The Torturing Death of Sylvia Marie Likens
The Letter Before End
Then Gertrude and Paula forced Sylvia to write a letter to her parents. Sylvia started to begin the note like the one she had previously been forced to write, "Dear Mom and Dad" but Mrs. Wright told her to stop and made her start over with the peculiar salutation "To Mr. and Mrs. Likens." After Sylvia's death, Mrs. Wright would turn over this letter to a cop. She would tell him that Sylvia had been absent from her house for a few days, then wandered into the backyard, clutching this epistle. The unsigned note read, in part, as follows.
To Mr. and Mrs. Likens:
I went with a gang of boys in the middle of the night. And they said that they would pay me if I would give them something so I got in the car and they all got what they wanted ... and when they got finished they beat me up and left sores on my face and all over my body.
And they also put on my stomach, I am a prostitute and proud of it.
I have done just about everything that I could do just to make Gertie mad and cause [sic] Gertie more money than she's got. I've tore up a new mattress and peaed [sic] on it. I have also cost Gertie doctor bills that she really can't pay and made Gertie a nervous wreck and all her kids. . . .
Mrs. Wright discussed having someone drop Sylvia in a waste lot. She told John and Jenny that they were going to do this chore that but, before they could, Sylvia made an escape attempt. The hideously mutilated and weakened girl ran to the front door. Gertrude ran after her, catching her just as Sylvia was about to make it to the porch. Then Mrs. Wright dragged her to the kitchen and offered the girl some toast. The sick youngster said she couldn't swallow. Infuriated, Mrs. Wright beat her across the mouth with a curtain rod.
Twelve-year-old John Baniszewski tied Sylvia up in the basement. Apparently, not wanting her young charge to die — at least not until she was elsewhere — Gertrude went down to the basement with an offer of crackers.

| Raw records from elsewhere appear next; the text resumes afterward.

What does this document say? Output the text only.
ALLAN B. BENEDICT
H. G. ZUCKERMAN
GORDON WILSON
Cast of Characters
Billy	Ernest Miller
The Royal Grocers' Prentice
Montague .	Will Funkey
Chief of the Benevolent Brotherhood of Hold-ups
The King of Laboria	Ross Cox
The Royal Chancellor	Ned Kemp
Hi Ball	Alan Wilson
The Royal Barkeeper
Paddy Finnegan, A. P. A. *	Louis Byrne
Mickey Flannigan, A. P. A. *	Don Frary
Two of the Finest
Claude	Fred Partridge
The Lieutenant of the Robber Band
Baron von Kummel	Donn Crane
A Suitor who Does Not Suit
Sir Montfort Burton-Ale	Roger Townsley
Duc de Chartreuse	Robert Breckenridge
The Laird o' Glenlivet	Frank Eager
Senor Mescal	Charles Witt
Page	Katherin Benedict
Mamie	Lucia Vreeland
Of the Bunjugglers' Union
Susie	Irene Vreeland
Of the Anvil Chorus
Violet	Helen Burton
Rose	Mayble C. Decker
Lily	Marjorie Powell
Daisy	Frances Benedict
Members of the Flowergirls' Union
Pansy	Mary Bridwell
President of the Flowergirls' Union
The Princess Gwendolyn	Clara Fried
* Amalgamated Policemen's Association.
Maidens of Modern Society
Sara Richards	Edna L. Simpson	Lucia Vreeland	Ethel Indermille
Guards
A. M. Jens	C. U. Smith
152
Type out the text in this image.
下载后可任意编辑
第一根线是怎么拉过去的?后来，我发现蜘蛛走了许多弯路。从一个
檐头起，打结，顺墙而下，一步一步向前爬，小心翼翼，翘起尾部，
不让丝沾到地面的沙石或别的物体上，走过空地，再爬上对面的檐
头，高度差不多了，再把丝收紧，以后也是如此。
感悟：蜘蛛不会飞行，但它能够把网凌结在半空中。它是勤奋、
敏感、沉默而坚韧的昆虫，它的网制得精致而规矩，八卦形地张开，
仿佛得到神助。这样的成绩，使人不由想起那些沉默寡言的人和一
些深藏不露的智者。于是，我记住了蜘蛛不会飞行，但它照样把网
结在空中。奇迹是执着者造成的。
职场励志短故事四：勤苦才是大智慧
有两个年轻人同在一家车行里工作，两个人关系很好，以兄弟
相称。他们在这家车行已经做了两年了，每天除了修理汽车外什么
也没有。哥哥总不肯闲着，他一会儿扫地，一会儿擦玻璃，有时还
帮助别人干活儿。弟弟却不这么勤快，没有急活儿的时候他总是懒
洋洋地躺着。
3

"Give it to the dog," Sylvia told her captor, "It's hungrier than I am." Perhaps Sylvia felt she had nothing left to lose and, so, was defiant. Or perhaps the horror of the words branded upon her had sapped her will to live. Mrs. Wright repeatedly punched the girl in the stomach.
The next day was Sunday, October 24. Gertrude and John both beat the girl. Mrs. Wright swung at Sylvia with a chair but it broke before it hit her. The frazzled woman then tried to hit Sylvia with the paddle but hit herself instead, blackening her own eye. Then Coy Hubbard stopped by and hit Sylvia in the head with a broomstick, knocking her unconscious.
During the night, Sylvia repeatedly pounded on the floor of her basement-prison with a shovel; neighbors were disturbed and considered calling the cops to complain about the noise but did not.
The next day, Sylvia was taken upstairs for a final — non-torturous — bath. She was placed in the tub clothed. When taken out of it, Stephanie and Ricky realized that Sylvia was not breathing. Stephanie attempted to give Sylvia mouth-to-mouth resuscitation. It did no good.
Sylvia was dead.
Mrs. Wright told Ricky to call the cops. He had to go to a pay phone since Gertrude's home did not have a telephone. When the police got to the house, a frantic Mrs. Wright handed them the letter quoted above, hoping it would absolve her of blame for the battered corpse lying on a mattress. However, before the officer had a chance to read it, a grieving and terrified Jenny Likens whispered to him, "Get me out of here and I'll tell you everything."